When firing a customer it's not you responsibility to find another contractor, at the most recommend contractor's that you feel so good work. 
When you fire an employee do you find them another employer? No it's not your problem.


----------



## Hydromaster (Jun 11, 2018)

You have informed her numerous times,
Send out a letter informing all customers
That your no longer plowing snow .
Maybe add a list of contractors to call.

How do you word it?
To who it may concern,
so and so business as is no longer plowing snow. You will need to find a new contractor. 
Thank you, XYZ.

Next, you need to move on.
When she calls don’t answer.


----------



## Mr.Markus (Jan 7, 2010)

I dont drop alot of customers, but I guess we all go through a few that haggle with someone elses better price.
I usually end a conversation with " I wish you the best with your new contractor!" and in the spirit of not burning bridges... 
"If it doesnt work out I would be happy to quote you again in the future!"
Its usually to the point and diplomatic, omit the second part if you have no intention of ever trying to rebuild your snow services.


----------



## SnowGuy (Jan 7, 2006)

I had a needy customer like that and the way I handled it was. I explained that the account required too much time. I have been charging $50 to do it and told her the only way I could do it the same way and continue on the price would be $150. She said oh my God and said no. Two days later she called back and re-hired me at $150 rate. I then subbed it out to two young gentleman that do a great job with snowblowers for 75 and still charge her 150 and she’s happy as a lark! And the two young gentleman that are doing it are doing an excellent job and are tickled to death with the $75 And I make $75.00 just for overseeing it and doing the billing. And no bridges burned!


----------



## TwiceStroked (Feb 8, 2010)

Mark Oomkes said:


> Tell her no means no...


Must be andy's family


----------



## TwiceStroked (Feb 8, 2010)

Mr.Markus said:


> Only other option is fake your own death...

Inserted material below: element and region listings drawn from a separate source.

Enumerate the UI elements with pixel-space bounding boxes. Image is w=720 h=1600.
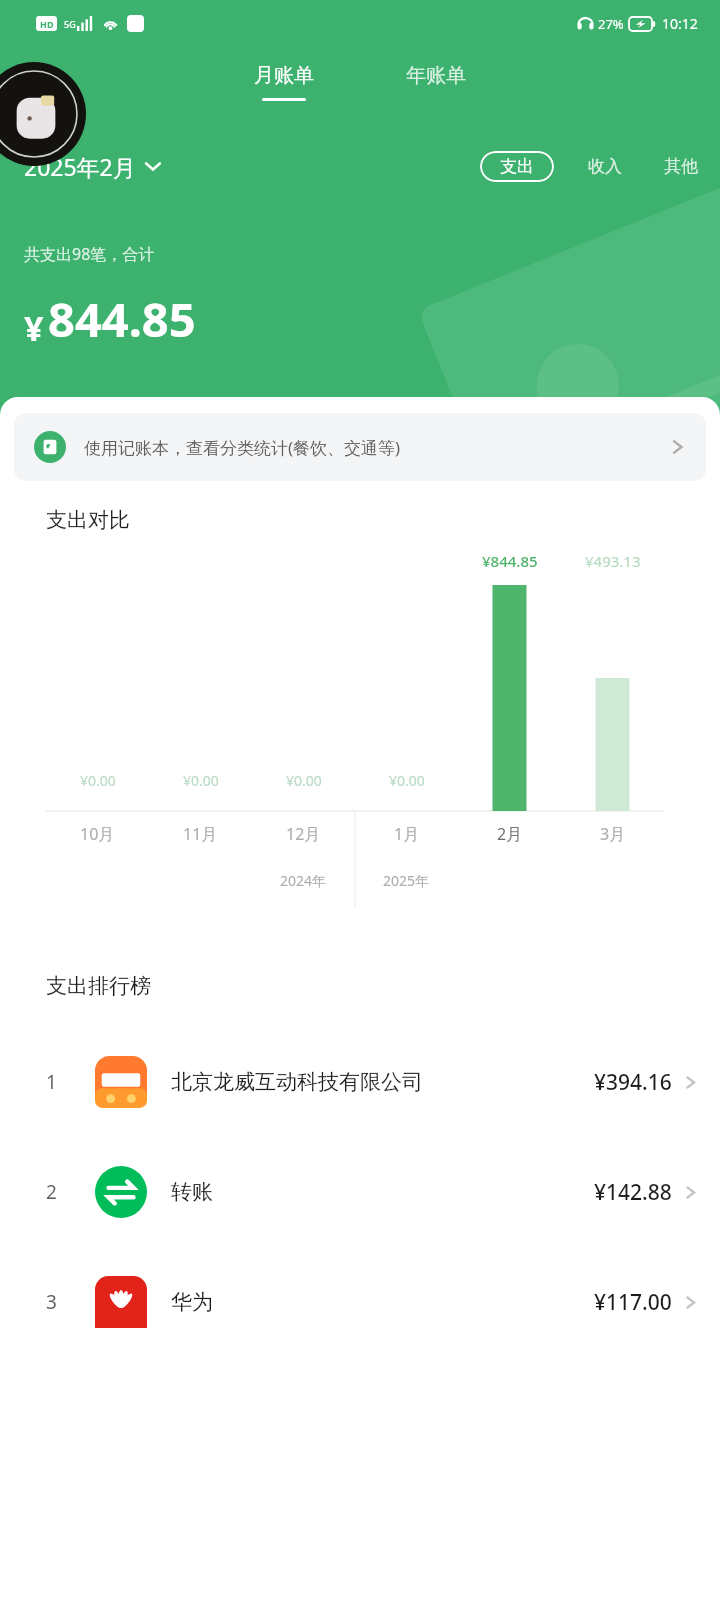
button[interactable]: 3 xyxy=(0,1247,720,1357)
staticText: 11月 xyxy=(183,823,218,845)
staticText: 年账单 xyxy=(406,63,466,88)
staticText: 10:12 xyxy=(662,14,698,33)
staticText: ¥0.00 xyxy=(286,771,322,790)
staticText: 27% xyxy=(598,15,624,33)
button[interactable]: 支出 xyxy=(480,151,554,182)
staticText: 2025年2月 xyxy=(24,151,136,182)
button[interactable]: 其他 xyxy=(664,150,698,183)
staticText: 844.85 xyxy=(48,287,196,351)
staticText: ¥844.85 xyxy=(482,551,538,571)
staticText: ¥0.00 xyxy=(389,771,425,790)
staticText: 10月 xyxy=(80,823,115,845)
staticText: HD xyxy=(40,18,54,30)
button[interactable]: 月账单 xyxy=(232,63,336,101)
staticText: 支出对比 xyxy=(46,507,130,533)
staticText: 12月 xyxy=(286,823,321,845)
staticText: 支出 xyxy=(500,156,534,177)
staticText: ¥0.00 xyxy=(80,771,116,790)
staticText: ¥ xyxy=(24,305,44,351)
staticText: ¥493.13 xyxy=(585,551,641,571)
button[interactable]: 使用记账本，查看分类统计(餐饮、交通等) xyxy=(14,413,706,481)
staticText: 其他 xyxy=(664,156,698,177)
staticText: 支出排行榜 xyxy=(46,973,151,999)
staticText: 5G xyxy=(64,18,76,30)
staticText: ¥394.16 xyxy=(594,1068,672,1097)
staticText: 2024年 xyxy=(280,871,327,890)
staticText: 1月 xyxy=(394,823,420,845)
staticText: ¥117.00 xyxy=(594,1288,672,1317)
staticText: ¥142.88 xyxy=(594,1178,672,1207)
staticText: 3 xyxy=(46,1289,57,1315)
staticText: 北京龙威互动科技有限公司 xyxy=(171,1069,423,1095)
staticText: 1 xyxy=(46,1069,57,1095)
staticText: 转账 xyxy=(171,1179,213,1205)
staticText: 使用记账本，查看分类统计(餐饮、交通等) xyxy=(84,436,401,459)
staticText: 华为 xyxy=(171,1289,213,1315)
button[interactable]: 2 xyxy=(0,1137,720,1247)
button[interactable]: Assistant xyxy=(0,62,86,166)
staticText: ¥0.00 xyxy=(183,771,219,790)
button[interactable]: 2025年2月 xyxy=(24,151,162,182)
staticText: 3月 xyxy=(600,823,626,845)
button[interactable]: 1 xyxy=(0,1027,720,1137)
staticText: 2月 xyxy=(497,823,523,845)
staticText: 共支出98笔，合计 xyxy=(24,243,155,265)
other: Select month xyxy=(144,161,162,172)
button[interactable]: 年账单 xyxy=(384,63,488,101)
staticText: 2025年 xyxy=(383,871,430,890)
staticText: 收入 xyxy=(588,156,622,177)
staticText: 2 xyxy=(46,1179,57,1205)
staticText: 月账单 xyxy=(254,63,314,88)
button[interactable]: 收入 xyxy=(588,150,622,183)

My Robokiller does this, only problem is if they're smart enough 2 spoof number.


----------



## BUFF (Dec 24, 2009)

Going to sound a little old..... during the Reagan era you just said no.....


----------



## TOOMUCHWALKING (Jan 16, 2009)

"I gave you notice last year...goodbye!


----------



## jimf909 (Oct 11, 2021)

There's always more to the story but here's how I read this:

You had a year-round business serving customers and you're dropping your plowing services. Most of your customers accepted your message and moved on, possibly finding a better deal. One customer is not dealing with this well. We don't know her situation but it could be many things. Maybe you've provided her with awesome service for several years and she knows no one will do it as good as you. Maybe she doesn't want another service provider in her life. Maybe she doesn't know who to call. Maybe she's a jerk and you're the last person in town who will talk to her.

Regardless, she's still your customer because you're there every two weeks in the summer. This is coming down to two choices: drop her completely by terminating your summer services or keep the summer business and work with her to find your winter replacement. She's still your customer and deserves some support until you sever the relationship completely.


----------